De draaideur in De Bijenkorf gaat niet automatisch, je moet duwen. Ik duw. Naast me, al bijna buiten, in een ander deel van de draaideur (compartiment?) zie ik een oude man, hij duwt niet, ik duw voor ons samen. Ik kijk goed naar hem, zodat ik niet te snel of te langzaam ga. Ik voel me alweer behoorlijk goed over mezelf. De ontroering wil zich net meester maken als ik in het compartiment achter de oude man een jonge man zie, en hij duwt ook niet! Ja, hallo, godverdomme klaploper! Jij kan best zelf duwen, ik duw niet voor iedereen! Zo gaat dat dus, ik doe even iets voor een ander en meteen denkt de hele wereld maar gebruik van me te kunnen maken. Vloekend kom ik De Bijenkorf binnen.
Later is er nog de entree in de Albert Heijn. Twee klaphekjes na elkaar die beiden automatisch openzwaaien en dan moet ik links van mij een plastic mandje van de stapel pakken, zonder al te veel vertraging zodat ik de mensen achter mij niet ophoud. Dat gaat heel soepel. Ik loop en pak een mandje in een vloeiende beweging. Met kalme bravoure stap ik door de groenteafdeling. Ik loop als iemand die hier vaker komt, een oudgediende, een zesdeklasser, de vaste klant.
Als ik in de rij voor de kassa sta vraagt de caissière aan de jongen voor mij: ‘Heeft u er vijf cent bij?’
‘Huh?’ zegt hij.
‘Heeft u er vijf cent bij?’
‘I’m sorry, I don’t understand.’
‘Do you have five cents?’
Als ik aan de beurt ben zeg ik net iets te familiair ‘Hai’ tegen de caissière, die ik niet ken. Ik kan het niet nalaten te laten blijken dat ik wel alles begrijp, dat ik Nederlands spreek, dat ik weet waar de mandjes staan, dat ik snap hoe men het beste een supermarkt binnenloopt, hoe men afrekent en wat de gepaste groet is.

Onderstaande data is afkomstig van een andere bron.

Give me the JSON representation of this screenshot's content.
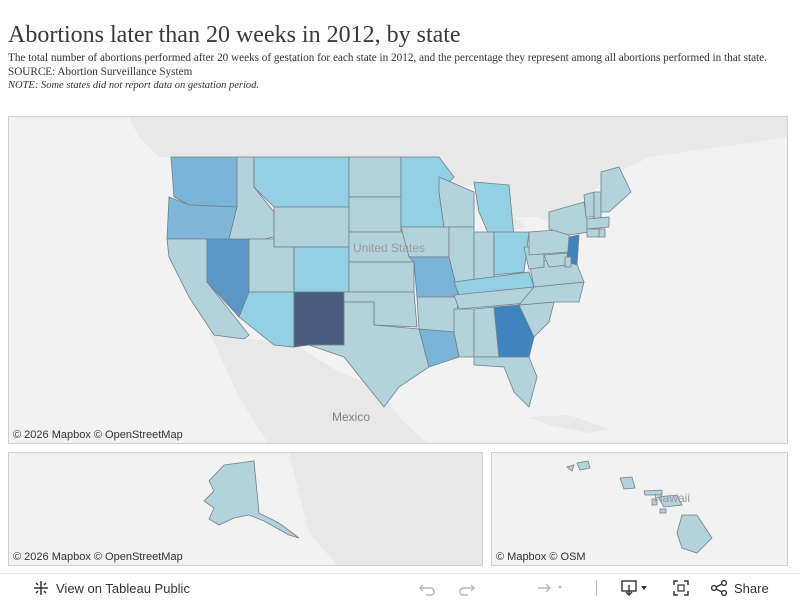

Als ik aan de overkant van de supermarkt de Kruidvat binnenloop, houd ik bijna onmerkbaar mijn passen iets in, in de verwachting dat de klaphekjes automatisch open zwaaien. Dat doen ze niet. Dat had ik kunnen weten, ik kom daar vaker. Ik loop door, de hekjes bozig openduwend met mijn bovenbenen, een lichte frons op mijn gezicht. Als een diva, merk ik zelf al op, beledigd dat de deuren niet voor haar openzwaaien. Al is het vreemd om de woorden ‘diva’ en ‘Kruidvat’ in één alinea te gebruiken.
De draaideur in De Bijenkorf gaat niet automatisch, je moet duwen. Ik duw. Naast me, al bijna buiten, in een ander deel van de draaideur (compartiment?) zie ik een oude man, hij duwt niet, ik duw voor ons samen.